Para a composição, Banderas diz ter se valido do corpo e do cérebro. Fundamental, porém, foi "transmitir a alma do personagem, através da voz". Pela energia despendida nas gravações, ele deixa clara a interferência até no roteiro. "O filme não é uma extensão do Shrek. Trata-se de um universo diferente. Não tentamos espremer algo que já foi apresentado por tanto tempo", avalia. Novidade que também alegra o ator é o fato da atual projeção da América Latina. "Ela parece bem mais saudável do que aquilo pelo qual estamos passando pela Europa. É justo esse crescimento, e isso se refletirá no benefício das expressões artísticas, futuramente", reforça.

Nos bastidores da fita, pesa bastante o comando de Jeffrey Katzenberg, representante máximo da DreamWorks Animation. "Nos últimos três anos, houve aperfeiçoamento do 3D, para além das fitas oportunistas que foram rejeitadas pelo público, que se sentiu traído. O respeito ao público vai incrementar o potencial do 3D, que ainda é enorme. O Brasil é um mercado fabuloso, com apenas 2,3 mil salas para 200 milhões de espectadores, contra as 40 mil ofertadas nos Estados Unidos para cerca de 300 milhões de consumidores. Daí, nos últimos anos, o interesse dos produtores fixarem o olho no Brasil", explica.
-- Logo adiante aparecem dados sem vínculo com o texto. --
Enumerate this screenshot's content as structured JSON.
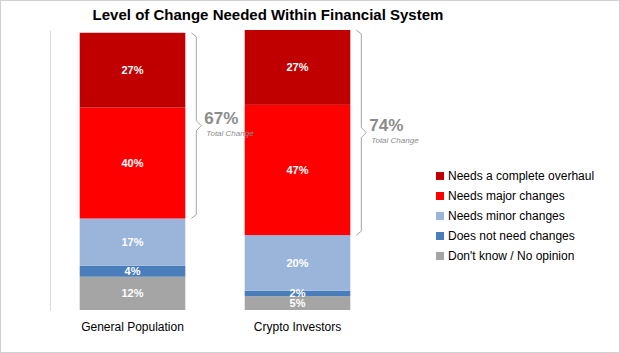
{
  "chart_data": {
    "type": "bar",
    "title": "Level of Change Needed Within Financial System",
    "categories": [
      "General Population",
      "Crypto Investors"
    ],
    "series": [
      {
        "name": "Needs a complete overhaul",
        "color": "#C00000",
        "values": [
          27,
          27
        ],
        "value_labels": [
          "27%",
          "27%"
        ]
      },
      {
        "name": "Needs major changes",
        "color": "#FF0000",
        "values": [
          40,
          47
        ],
        "value_labels": [
          "40%",
          "47%"
        ]
      },
      {
        "name": "Needs minor changes",
        "color": "#9BB4DA",
        "values": [
          17,
          20
        ],
        "value_labels": [
          "17%",
          "20%"
        ]
      },
      {
        "name": "Does not need changes",
        "color": "#4A7EBB",
        "values": [
          4,
          2
        ],
        "value_labels": [
          "4%",
          "2%"
        ]
      },
      {
        "name": "Don't know / No opinion",
        "color": "#A5A5A5",
        "values": [
          12,
          5
        ],
        "value_labels": [
          "12%",
          "5%"
        ]
      }
    ],
    "stacked": true,
    "data_labels": true,
    "tick_labels": "x",
    "legend": "right",
    "ylim": [
      0,
      101
    ],
    "annotations": [
      {
        "category": "General Population",
        "value": 67,
        "label": "67%",
        "text": "Total Change"
      },
      {
        "category": "Crypto Investors",
        "value": 74,
        "label": "74%",
        "text": "Total Change"
      }
    ]
  }
}
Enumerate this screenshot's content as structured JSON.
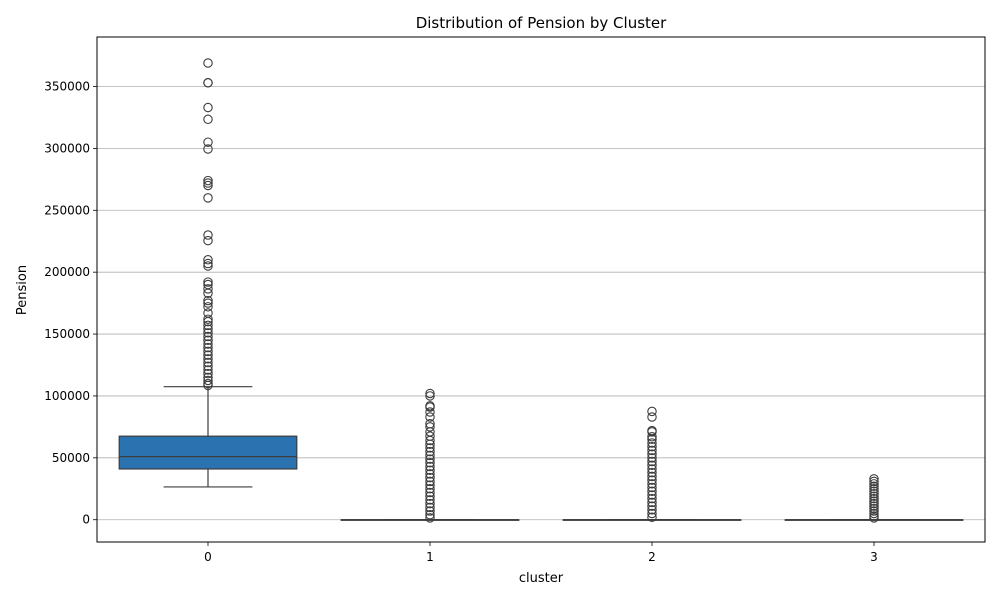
{
  "chart_data": {
    "type": "box",
    "title": "Distribution of Pension by Cluster",
    "xlabel": "cluster",
    "ylabel": "Pension",
    "categories": [
      "0",
      "1",
      "2",
      "3"
    ],
    "ylim": [
      -18000,
      390000
    ],
    "yticks": [
      0,
      50000,
      100000,
      150000,
      200000,
      250000,
      300000,
      350000
    ],
    "ytick_labels": [
      "0",
      "50000",
      "100000",
      "150000",
      "200000",
      "250000",
      "300000",
      "350000"
    ],
    "grid": "horizontal",
    "box_color": "#2a73b0",
    "boxes": [
      {
        "cluster": "0",
        "whisker_low": 26500,
        "q1": 41000,
        "median": 51000,
        "q3": 67500,
        "whisker_high": 107500,
        "outliers": [
          369000,
          353000,
          353000,
          333000,
          323500,
          305000,
          299500,
          274000,
          272000,
          270000,
          260000,
          230000,
          225500,
          210000,
          207000,
          205000,
          192000,
          190000,
          186500,
          183000,
          177000,
          175000,
          172000,
          167000,
          162000,
          160000,
          157000,
          154000,
          151000,
          148000,
          145000,
          142000,
          139000,
          136000,
          133000,
          130000,
          127000,
          124000,
          121000,
          118000,
          115000,
          112500,
          110000,
          108500
        ],
        "color": "#2a73b0"
      },
      {
        "cluster": "1",
        "whisker_low": 0,
        "q1": 0,
        "median": 0,
        "q3": 0,
        "whisker_high": 0,
        "outliers": [
          102000,
          100000,
          92000,
          91000,
          87000,
          83000,
          77500,
          75000,
          71000,
          67500,
          64000,
          61000,
          58000,
          55000,
          52000,
          49000,
          46000,
          43000,
          40000,
          37000,
          34000,
          31000,
          28000,
          25000,
          22000,
          19000,
          16000,
          13000,
          10000,
          7000,
          4000,
          1500
        ],
        "color": "#e1812c"
      },
      {
        "cluster": "2",
        "whisker_low": 0,
        "q1": 0,
        "median": 0,
        "q3": 0,
        "whisker_high": 0,
        "outliers": [
          87500,
          83000,
          72000,
          71000,
          67000,
          65000,
          62000,
          59000,
          56000,
          53000,
          50000,
          47000,
          44000,
          41000,
          38000,
          35000,
          32000,
          29000,
          26000,
          23000,
          20000,
          17000,
          14000,
          11000,
          8000,
          5000,
          2000
        ],
        "color": "#3a923a"
      },
      {
        "cluster": "3",
        "whisker_low": 0,
        "q1": 0,
        "median": 0,
        "q3": 0,
        "whisker_high": 0,
        "outliers": [
          33000,
          31000,
          29000,
          27000,
          25000,
          23000,
          21000,
          19000,
          17000,
          15000,
          13000,
          11000,
          9000,
          7000,
          5000,
          3000,
          1500
        ],
        "color": "#c03d3e"
      }
    ]
  }
}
Duas perguntas // Antonio Banderas

O atual bom momento no cinema, com a chegada de Gato de Botas e o sucesso de A pele que habito (de Pedro Almodóvar), espelha conquistas pessoais, na mesma moeda?
Espero que o personagem de Almodóvar não seja um reflexo da minha vida pessoal. Caso contrário, estaria aqui com tesouras e todos os homens da sala estariam com medo de mim (risos). Almodóvar fala de si, por meio de metáfora, no filme. Tenho certeza de que, em casa, muito menos minha família me vê como Gato de Botas. Separo as coisas, ao máximo, quando administro intimidade e vida profissional.

Qual é avaliação, então, da boa fase?
Tenho filmes de estilos muito distintos, em cartaz. Cinema tem infinitas propostas. Gosto das duas propostas: aquela mais presa à diversão, mas, igualmente, admiro filmes que proponham reflexão. Agora, passo da transparência do Gato de Botas até a grande escuridão proposta por Almodóvar. Quando dirijo, sou muito mais eu do que interpreto. É na direção que encontro a minha própria personalidade, e me desenvolvo.